Bu arada, Pinokyo’nun memleketi Collodi’ye gitmemize rağmen, yazarın gerçek ismini biz de hatırlayamadık. (Collodi, yazarın lakabı, gerçek ismi değil...)

Hiç hayatınızda bir kitabı farklı dönemlerde iki kere okudunuz mu? Debbie Ford’un “Işığı Arayanların Karanlık Yanı” kitabını kendimi zorlayarak okuduktan iki sene sonra tekrar okuduğumda bambaşka bir keyif aldım. Aynı durum Tanrılar Okulu’nu ikinci defa okurken yaşayabilirsiniz.


D’Anna’ya göre, “Kitap, bizimle değişiyor.”
Dinleyenleri zorlayan diğer bir konu ise kitaptaki “Bilinçli Rol” yapmak.
Maske=mascara=persona=kişi anlamlarına geliyor.
Oynamak, sahtekar olmanın dışında, o anda gereken rolü, sanal olarak oynamaktan geçiyor. İçinizden hoşunuza giden bir durumda, çocuğunuza belli bir tavrı göstermek durumunda kalmak gibi hayal edilebilir durum.

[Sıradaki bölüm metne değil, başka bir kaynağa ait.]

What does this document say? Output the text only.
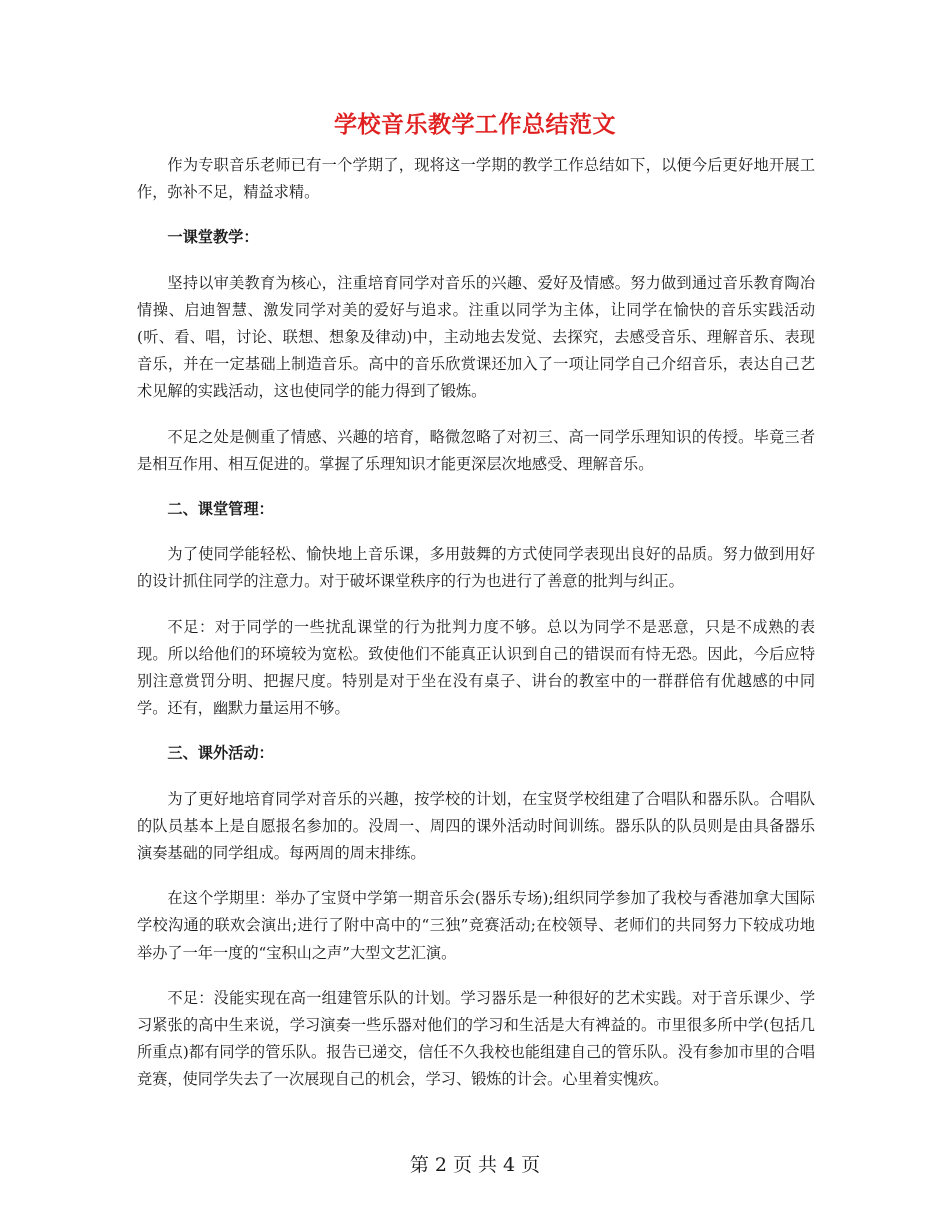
学校音乐教学工作总结范文

作为专职音乐老师已有一个学期了，现将这一学期的教学工作总结如下，以便今后更好地开展工作，弥补不足，精益求精。

一课堂教学：

坚持以审美教育为核心，注重培育同学对音乐的兴趣、爱好及情感。努力做到通过音乐教育陶冶情操、启迪智慧、激发同学对美的爱好与追求。注重以同学为主体，让同学在愉快的音乐实践活动(听、看、唱，讨论、联想、想象及律动)中，主动地去发觉、去探究，去感受音乐、理解音乐、表现音乐，并在一定基础上制造音乐。高中的音乐欣赏课还加入了一项让同学自己介绍音乐，表达自己艺术见解的实践活动，这也使同学的能力得到了锻炼。

不足之处是侧重了情感、兴趣的培育，略微忽略了对初三、高一同学乐理知识的传授。毕竟三者是相互作用、相互促进的。掌握了乐理知识才能更深层次地感受、理解音乐。

二、课堂管理：

为了使同学能轻松、愉快地上音乐课，多用鼓舞的方式使同学表现出良好的品质。努力做到用好的设计抓住同学的注意力。对于破坏课堂秩序的行为也进行了善意的批判与纠正。

不足：对于同学的一些扰乱课堂的行为批判力度不够。总以为同学不是恶意，只是不成熟的表现。所以给他们的环境较为宽松。致使他们不能真正认识到自己的错误而有恃无恐。因此，今后应特别注意赏罚分明、把握尺度。特别是对于坐在没有桌子、讲台的教室中的一群群倍有优越感的中同学。还有，幽默力量运用不够。

三、课外活动：

为了更好地培育同学对音乐的兴趣，按学校的计划，在宝贤学校组建了合唱队和器乐队。合唱队的队员基本上是自愿报名参加的。没周一、周四的课外活动时间训练。器乐队的队员则是由具备器乐演奏基础的同学组成。每两周的周末排练。

在这个学期里：举办了宝贤中学第一期音乐会(器乐专场);组织同学参加了我校与香港加拿大国际学校沟通的联欢会演出;进行了附中高中的“三独”竞赛活动;在校领导、老师们的共同努力下较成功地举办了一年一度的“宝积山之声”大型文艺汇演。

不足：没能实现在高一组建管乐队的计划。学习器乐是一种很好的艺术实践。对于音乐课少、学习紧张的高中生来说，学习演奏一些乐器对他们的学习和生活是大有裨益的。市里很多所中学(包括几所重点)都有同学的管乐队。报告已递交，信任不久我校也能组建自己的管乐队。没有参加市里的合唱竞赛，使同学失去了一次展现自己的机会，学习、锻炼的计会。心里着实愧疚。

第 2 页 共 4 页
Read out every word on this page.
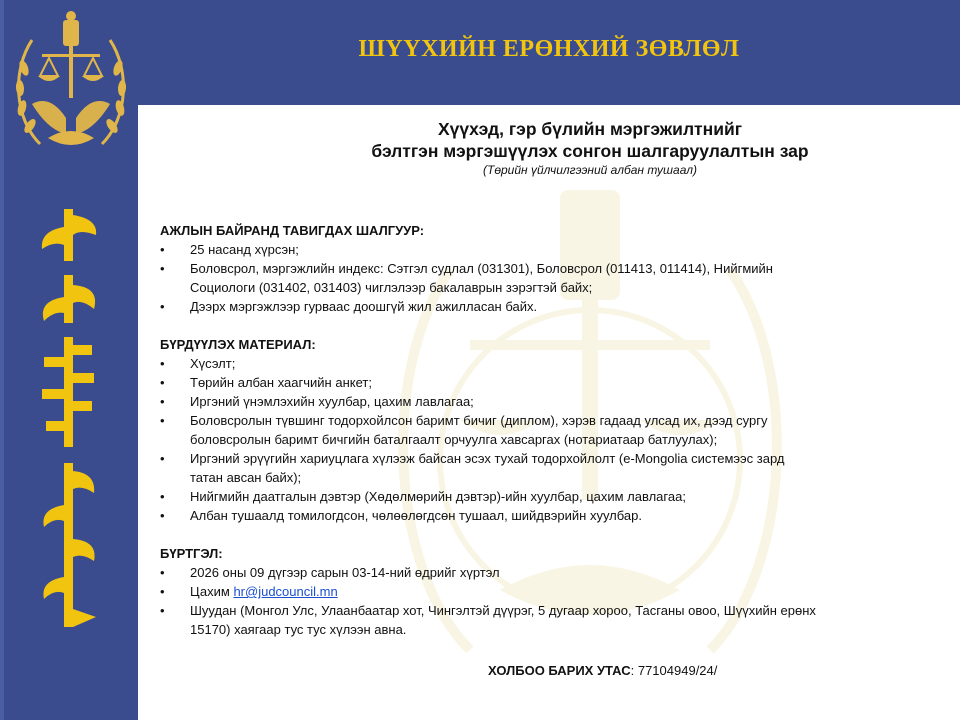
ШҮҮХИЙН ЕРӨНХИЙ ЗӨВЛӨЛ
Хүүхэд, гэр бүлийн мэргэжилтнийг
бэлтгэн мэргэшүүлэх сонгон шалгаруулалтын зар
(Төрийн үйлчилгээний албан тушаал)
АЖЛЫН БАЙРАНД ТАВИГДАХ ШАЛГУУР:
• 25 насанд хүрсэн;
• Боловсрол, мэргэжлийн индекс: Сэтгэл судлал (031301), Боловсрол (011413, 011414), Нийгмийн
Социологи (031402, 031403) чиглэлээр бакалаврын зэрэгтэй байх;
• Дээрх мэргэжлээр гурваас доошгүй жил ажилласан байх.
БҮРДҮҮЛЭХ МАТЕРИАЛ:
• Хүсэлт;
• Төрийн албан хаагчийн анкет;
• Иргэний үнэмлэхийн хуулбар, цахим лавлагаа;
• Боловсролын түвшинг тодорхойлсон баримт бичиг (диплом), хэрэв гадаад улсад их, дээд сургу
боловсролын баримт бичгийн баталгаалт орчуулга хавсаргах (нотариатаар батлуулах);
• Иргэний эрүүгийн хариуцлага хүлээж байсан эсэх тухай тодорхойлолт (e-Mongolia системээс зард
татан авсан байх);
• Нийгмийн даатгалын дэвтэр (Хөдөлмөрийн дэвтэр)-ийн хуулбар, цахим лавлагаа;
• Албан тушаалд томилогдсон, чөлөөлөгдсөн тушаал, шийдвэрийн хуулбар.
БҮРТГЭЛ:
• 2026 оны 09 дүгээр сарын 03-14-ний өдрийг хүртэл
• Цахим hr@judcouncil.mn
• Шуудан (Монгол Улс, Улаанбаатар хот, Чингэлтэй дүүрэг, 5 дугаар хороо, Тасганы овоо, Шүүхийн ерөнх
15170) хаягаар тус тус хүлээн авна.
ХОЛБОО БАРИХ УТАС: 77104949/24/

Yazardan, anne-babaları düşündürecek bir cümle daha:
“İki çocuklu bir aile, genellikle çocuklarından birisini diğerine göre daha akıllı olarak görür. Lütfen, aptal olanı bana yollayın! O daha başarılı olacaktır.”

D'Anna, Türkiye’ye çok sık gelen biri, bir keresinde Konya’da Mevlana Türbesini ziyaret etmiş, ve girişteki yazının anlamı sormuş. Yazının çevirisi şöyle:
“Burası aşıkların kabesi, buraya eksik gelen tam çıkar”
İşte hepimizi düşündüren ve hayal kurmamızı sağlayan soru geldi kendisinden: 
“Mevlana Okulu neden yok?”

5 yorum:

  1. super! Tum bu isimlerle orulu bir yazi..kaleminize, yureginize saglik...

    YanıtlaSil
  2. ben bu kitabı defalarca okudum. ve ara sıra rastgele sayfalar açıp okurum. kitapla ilgili yazım;
    http://modadabirkadin.wordpress.com/2013/05/07/the-school-for-gods-tanrilar-okulu-stefano-e-danna/

    YanıtlaSil
  3. yeni okudum yazınızı, çok keyifli olmuş hem içerik, hem içeriğin net ve doğru olarak aktarılması, hem de görsel tasarımınız açısından... elinize, kaleminize sağlık, Sevgilerimle, Nehir Ötgür, Sinedie Yayınları

    YanıtlaSil
  4. Nehir Hanım,

    Değerli yorumlarınız için çok teşekkür ederim.
    Yeni farkındalıklarla 2014 yılında neler mümkün? :)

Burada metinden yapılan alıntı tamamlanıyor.